Outra forma de superar os 30% seria adquirindo as ações da AES. Hoje, a companhia americana, que compartilhava controle da distribuidora com o BNDES até a sua migração para o Novo Mercado da B3, em novembro do ano passado, tem 16,83% das ações da empresa. O banco tem outros 18,73% do capital. A AES pretende sair da distribuidora por meio da OPA.

Com a emissão de R$ 1,5 bilhão em novas ações, a participação da AES vai para 12,4%, ou R$ 718,8 milhões ao preço oferecido pela Neoenergia, e o BNDES chega a 13,8%, ou R$ 799,7 milhões.

Apenas neste ano, as ações da Eletropaulo já acumulam valorização de 34,5%, refletindo, além da expectativa de uma “guerra de ofertas” para aquisição da companhia, a conclusão de um acordo que encerrou uma disputa judicial com a Eletrobras que já se arrastava há 30 anos.
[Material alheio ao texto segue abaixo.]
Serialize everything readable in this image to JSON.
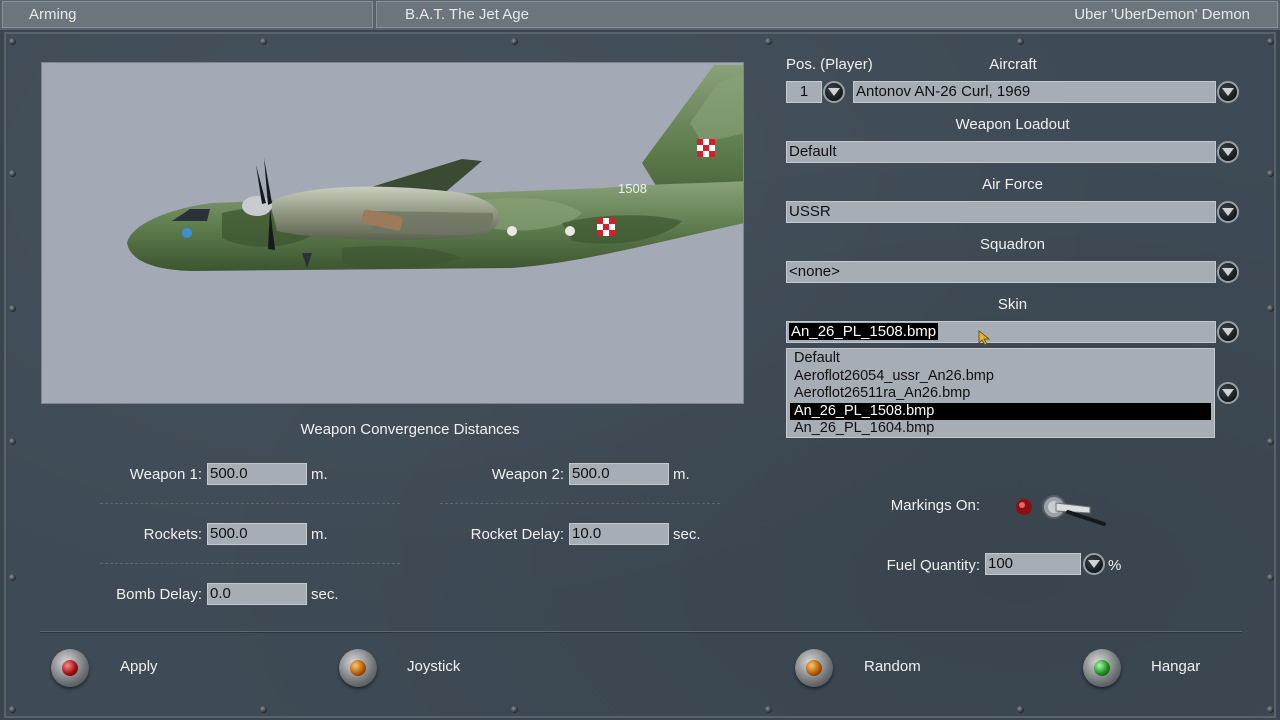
{
  "topbar": {
    "screen_title": "Arming",
    "game_title": "B.A.T. The Jet Age",
    "player_name": "Uber 'UberDemon' Demon"
  },
  "convergence": {
    "heading": "Weapon Convergence Distances",
    "weapon1": {
      "label": "Weapon 1:",
      "value": "500.0",
      "unit": "m."
    },
    "weapon2": {
      "label": "Weapon 2:",
      "value": "500.0",
      "unit": "m."
    },
    "rockets": {
      "label": "Rockets:",
      "value": "500.0",
      "unit": "m."
    },
    "rocket_delay": {
      "label": "Rocket Delay:",
      "value": "10.0",
      "unit": "sec."
    },
    "bomb_delay": {
      "label": "Bomb Delay:",
      "value": "0.0",
      "unit": "sec."
    }
  },
  "aircraft_preview": {
    "tail_number": "1508",
    "colors": {
      "background": "#a3aab5",
      "camo_green": "#5f7d4e",
      "camo_dark": "#3d5530",
      "camo_light": "#8aa179",
      "roundel_red": "#d4202a"
    }
  },
  "setup": {
    "pos_label": "Pos. (Player)",
    "pos_value": "1",
    "aircraft_label": "Aircraft",
    "aircraft_value": "Antonov AN-26 Curl,  1969",
    "loadout_label": "Weapon Loadout",
    "loadout_value": "Default",
    "airforce_label": "Air Force",
    "airforce_value": "USSR",
    "squadron_label": "Squadron",
    "squadron_value": "<none>",
    "skin_label": "Skin",
    "skin_value": "An_26_PL_1508.bmp",
    "skin_options": [
      {
        "label": "Default",
        "selected": false
      },
      {
        "label": "Aeroflot26054_ussr_An26.bmp",
        "selected": false
      },
      {
        "label": "Aeroflot26511ra_An26.bmp",
        "selected": false
      },
      {
        "label": "An_26_PL_1508.bmp",
        "selected": true
      },
      {
        "label": "An_26_PL_1604.bmp",
        "selected": false
      }
    ],
    "markings_label": "Markings On:",
    "markings_on": true,
    "fuel_label": "Fuel Quantity:",
    "fuel_value": "100",
    "fuel_unit": "%"
  },
  "actions": {
    "apply": "Apply",
    "joystick": "Joystick",
    "random": "Random",
    "hangar": "Hangar"
  },
  "theme": {
    "panel": "#3e4a55",
    "field": "#a6adb5",
    "selection": "#000000",
    "lamp_apply": "red",
    "lamp_joystick": "amber",
    "lamp_random": "amber",
    "lamp_hangar": "green"
  },
  "icons": [
    "chevron-down-icon",
    "cursor-icon",
    "toggle-switch-icon",
    "indicator-lamp-icon"
  ]
}
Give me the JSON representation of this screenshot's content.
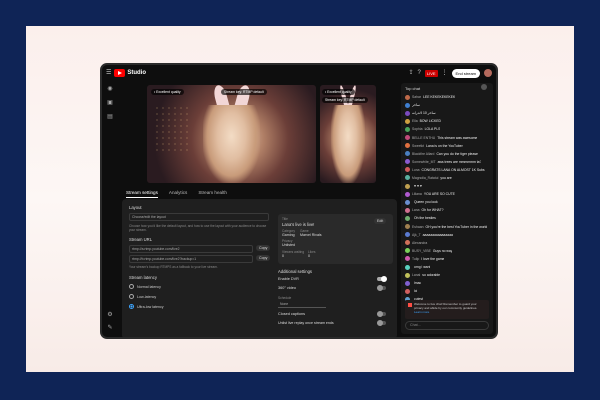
{
  "app": {
    "brand": "Studio"
  },
  "topbar": {
    "live_badge": "LIVE",
    "end_stream": "End stream"
  },
  "previews": {
    "main": {
      "quality_chip": "• Excellent quality",
      "key_chip": "Stream key: RTMP default"
    },
    "secondary": {
      "quality_chip": "• Excellent quality",
      "key_chip": "Stream key: RTMP default"
    }
  },
  "tabs": [
    "Stream settings",
    "Analytics",
    "Stream health"
  ],
  "settings": {
    "layout_label": "Layout",
    "layout_field": "Choose/edit the layout",
    "layout_help": "Choose how you'd like the default layout, and how to use the layout with your audience to choose your stream.",
    "stream_url_label": "Stream URL",
    "stream_url_value": "rtmp://a.rtmp.youtube.com/live2",
    "copy_label": "Copy",
    "backup_url_value": "rtmp://b.rtmp.youtube.com/live2?backup=1",
    "backup_help": "Your stream's backup RTMPS as a fallback to your live stream.",
    "latency_label": "Stream latency",
    "latency_options": [
      "Normal latency",
      "Low-latency",
      "Ultra-low latency"
    ],
    "latency_selected": 2,
    "info": {
      "title_label": "Title",
      "title": "Lana's live is live!",
      "category_label": "Category",
      "category": "Gaming",
      "game_label": "Game",
      "game": "Marvel Rivals",
      "privacy_label": "Privacy",
      "privacy": "Unlisted",
      "viewers_label": "Viewers waiting",
      "viewers": "0",
      "likes_label": "Likes",
      "likes": "0",
      "edit": "Edit"
    },
    "additional_label": "Additional settings",
    "dvr_label": "Enable DVR",
    "dvr_on": true,
    "video360_label": "360° video",
    "video360_on": false,
    "schedule_label": "Schedule",
    "schedule_value": "None",
    "captions_label": "Closed captions",
    "captions_on": false,
    "unlist_label": "Unlist live replay once stream ends",
    "unlist_on": false
  },
  "chat": {
    "header": "Top chat",
    "messages": [
      {
        "name": "Sahar",
        "text": "LEE KEKEKEKEKEK",
        "color": "#c06a4a"
      },
      {
        "name": "",
        "text": "ساحر",
        "color": "#3f7fd0"
      },
      {
        "name": "",
        "text": "ساحر 10 لاندرانه",
        "color": "#7a4bbf"
      },
      {
        "name": "Ella",
        "text": "BOW LICKED",
        "color": "#d0a040"
      },
      {
        "name": "Sophia",
        "text": "LOLA PLS",
        "color": "#4aa35b"
      },
      {
        "name": "BELLE ENTHU",
        "text": "This stream was awesome",
        "color": "#c04a7a"
      },
      {
        "name": "Sweetkt",
        "text": "Lana is on the YouTuber",
        "color": "#e07040"
      },
      {
        "name": "Blackfire Allard",
        "text": "Can you do the tiger please",
        "color": "#4a7fc0"
      },
      {
        "name": "Somewhite_MT",
        "text": "aws trees are mmmmmm ta?",
        "color": "#8a5bd0"
      },
      {
        "name": "Luna",
        "text": "CONGRATS LANA ON ALMOST 1K Subs",
        "color": "#d05a5a"
      },
      {
        "name": "Magnolia_Ratatui",
        "text": "you are",
        "color": "#5ab0a0"
      },
      {
        "name": "",
        "text": "♥ ♥ ♥",
        "color": "#c0a050"
      },
      {
        "name": "Liliana",
        "text": "YOU ARE SO CUTE",
        "color": "#b05ad0"
      },
      {
        "name": "",
        "text": "Queen you look",
        "color": "#6a8fd0"
      },
      {
        "name": "Lana",
        "text": "Oh for WHAT?",
        "color": "#d07090"
      },
      {
        "name": "",
        "text": "Oh the besties",
        "color": "#70b070"
      },
      {
        "name": "Eshaan",
        "text": "OH you're the best YouTuber in the world",
        "color": "#a08050"
      },
      {
        "name": "Ajk_T",
        "text": "aaaaaaaaaaaaaaaa",
        "color": "#5a7ad0"
      },
      {
        "name": "Alexandra",
        "text": "",
        "color": "#d0705a"
      },
      {
        "name": "BUSY_VIBE",
        "text": "Guys no way",
        "color": "#7ad05a"
      },
      {
        "name": "Tulip",
        "text": "I love the game",
        "color": "#d05ab0"
      },
      {
        "name": "",
        "text": "omg i want",
        "color": "#5ad0c0"
      },
      {
        "name": "Lanal",
        "text": "so adorable",
        "color": "#c0c05a"
      },
      {
        "name": "",
        "text": "lmao",
        "color": "#8060d0"
      },
      {
        "name": "",
        "text": "lol",
        "color": "#d06060"
      },
      {
        "name": "",
        "text": "cutest",
        "color": "#60a0d0"
      }
    ],
    "notice": "Welcome to live chat! Remember to guard your privacy and abide by our community guidelines.",
    "notice_link": "Learn more",
    "input_placeholder": "Chat..."
  }
}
A distribuidora concordou em pagar R$ 1,5 bilhão no acordo, montante inferior ao previsto pela estatal em seu balanço, próximo de R$ 3 bilhões, o que foi bem recebido por investidores por “destravar valor” da companhia.

Mas o grande evento que impulsionou a alta das ações da concessionária foi a oferta da Energisa. Desde que a OPA pela companhia foi lançada, em 5 de abril, as ações já valorizaram 23,2%.

Investidores esperam que OPAs concorrentes sejam lançadas agora, mas restam poucos na disputa, em razão do valor elevado que precisaria ser desembolsado. Pelas regras do mercado de capitais, as novas ofertas precisariam ter um valor por ação no mínimo 5% superior que a operação já lançada. No caso do preço da Neoenergia, concorrentes precisariam pagar R$ 26,78 por ação, levando o valor de mercado da companhia, depois da oferta primária, a R$ 6 bilhões.

Ao preço de fechamento das ações de hoje, o valor de mercado da Eletropaulo é de R$ 3,7 bilhões.

Em seu favor na disputa, a Neoenergia tem os potenciais ganhos com sinergias com a Elektro, concessionária que atende 223 municípios no interior de São Paulo e cinco do Mato Grosso do Sul, totalizando 2,5 milhões de clientes. Além da distribuidora, que foi incorporada em uma reorganização das atividades da Iberdrola no Brasil, a companhia tem as concessionárias Cosern (Rio Grande do Norte), Coelba (Bahia) e Celpe (Pernambuco).

A Eletropaulo, que tem a maior área de concessão de distribuição da América Latina, consolidaria a Neoenergia como maior distribuidora do Brasil em termos de número de clientes e volume de energia distribuída.